Le traitement de ces sténoses n’est pas codifié. Parmi les patients rapportés dans la littérature, 5 ont eu un traitement médical en première ligne, principalement des immunosuppresseurs (corticoïdes, Infliximab, Ciclosporine, en monothérapie ou en association) sans amélioration clinique. Tous les patients ont finalement bénéficié d’une résection chirurgicale des segments sténosés. Cette approche a semblé bénéfique chez certains patients, permettant une disparition complète des signes digestifs chez 8 d’entre eux.
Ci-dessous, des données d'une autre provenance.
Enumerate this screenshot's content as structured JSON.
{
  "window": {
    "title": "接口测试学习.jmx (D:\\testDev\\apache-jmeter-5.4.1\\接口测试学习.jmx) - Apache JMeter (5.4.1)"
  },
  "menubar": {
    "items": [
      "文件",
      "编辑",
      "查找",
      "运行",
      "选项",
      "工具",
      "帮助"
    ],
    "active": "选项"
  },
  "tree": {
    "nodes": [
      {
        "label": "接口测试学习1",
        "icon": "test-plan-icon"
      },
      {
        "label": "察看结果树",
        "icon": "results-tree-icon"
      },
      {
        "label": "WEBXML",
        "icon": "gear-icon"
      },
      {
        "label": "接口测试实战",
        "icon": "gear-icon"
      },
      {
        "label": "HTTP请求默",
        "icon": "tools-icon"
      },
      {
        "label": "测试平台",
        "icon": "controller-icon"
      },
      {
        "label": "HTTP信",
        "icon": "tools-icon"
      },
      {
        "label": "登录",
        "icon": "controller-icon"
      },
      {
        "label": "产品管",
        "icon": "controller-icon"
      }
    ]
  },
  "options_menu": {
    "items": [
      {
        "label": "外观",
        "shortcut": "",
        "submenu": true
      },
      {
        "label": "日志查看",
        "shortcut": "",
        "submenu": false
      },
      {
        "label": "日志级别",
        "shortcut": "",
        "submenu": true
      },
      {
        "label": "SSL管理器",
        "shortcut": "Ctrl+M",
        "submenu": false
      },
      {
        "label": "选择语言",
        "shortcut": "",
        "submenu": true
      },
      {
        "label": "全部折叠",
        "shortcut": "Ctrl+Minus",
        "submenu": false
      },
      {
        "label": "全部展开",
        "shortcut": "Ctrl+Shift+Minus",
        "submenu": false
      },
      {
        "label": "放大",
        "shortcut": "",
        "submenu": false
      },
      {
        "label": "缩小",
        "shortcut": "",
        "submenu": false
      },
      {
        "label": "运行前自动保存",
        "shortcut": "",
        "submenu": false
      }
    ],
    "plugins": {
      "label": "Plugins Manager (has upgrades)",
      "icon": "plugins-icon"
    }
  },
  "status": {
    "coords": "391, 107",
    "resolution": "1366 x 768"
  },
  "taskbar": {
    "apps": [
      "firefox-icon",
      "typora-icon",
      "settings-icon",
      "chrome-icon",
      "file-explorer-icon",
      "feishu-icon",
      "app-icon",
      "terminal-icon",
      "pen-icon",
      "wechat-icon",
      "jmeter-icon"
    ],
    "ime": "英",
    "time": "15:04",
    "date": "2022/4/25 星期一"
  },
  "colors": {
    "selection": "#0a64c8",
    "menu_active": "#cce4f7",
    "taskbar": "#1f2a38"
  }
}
Cependant sa morbidité semblait élevée: 7 patients ont présenté une complication post-opératoire (péritonite post opératoire, fistule entéro-cutanée, hémorragie digestive nécessitantune embolisation artérielle, autres non décrites)
Matériels et méthodes
Type d’étude et population
Nous avons contacté les 15 centres pédiatriques d’allogreffes Français par mail à partir d’une liste de diffusion du groupe pédiatrique de la SFGM TC qui inclue l’ensemble des cliniciens des hôpitaux compétents dans l’allogreffe de CSH en France. L’ensemble des centres nous a répondu dont 8 de manière positive : CHU de Rouen, hôpital Robert Debré à Paris, Nantes, Rennes, Grenoble, hôpital des enfants de Toulouse, centre Léon Bérard de Lyon et Hôpital Hautepierre de Strasbourg.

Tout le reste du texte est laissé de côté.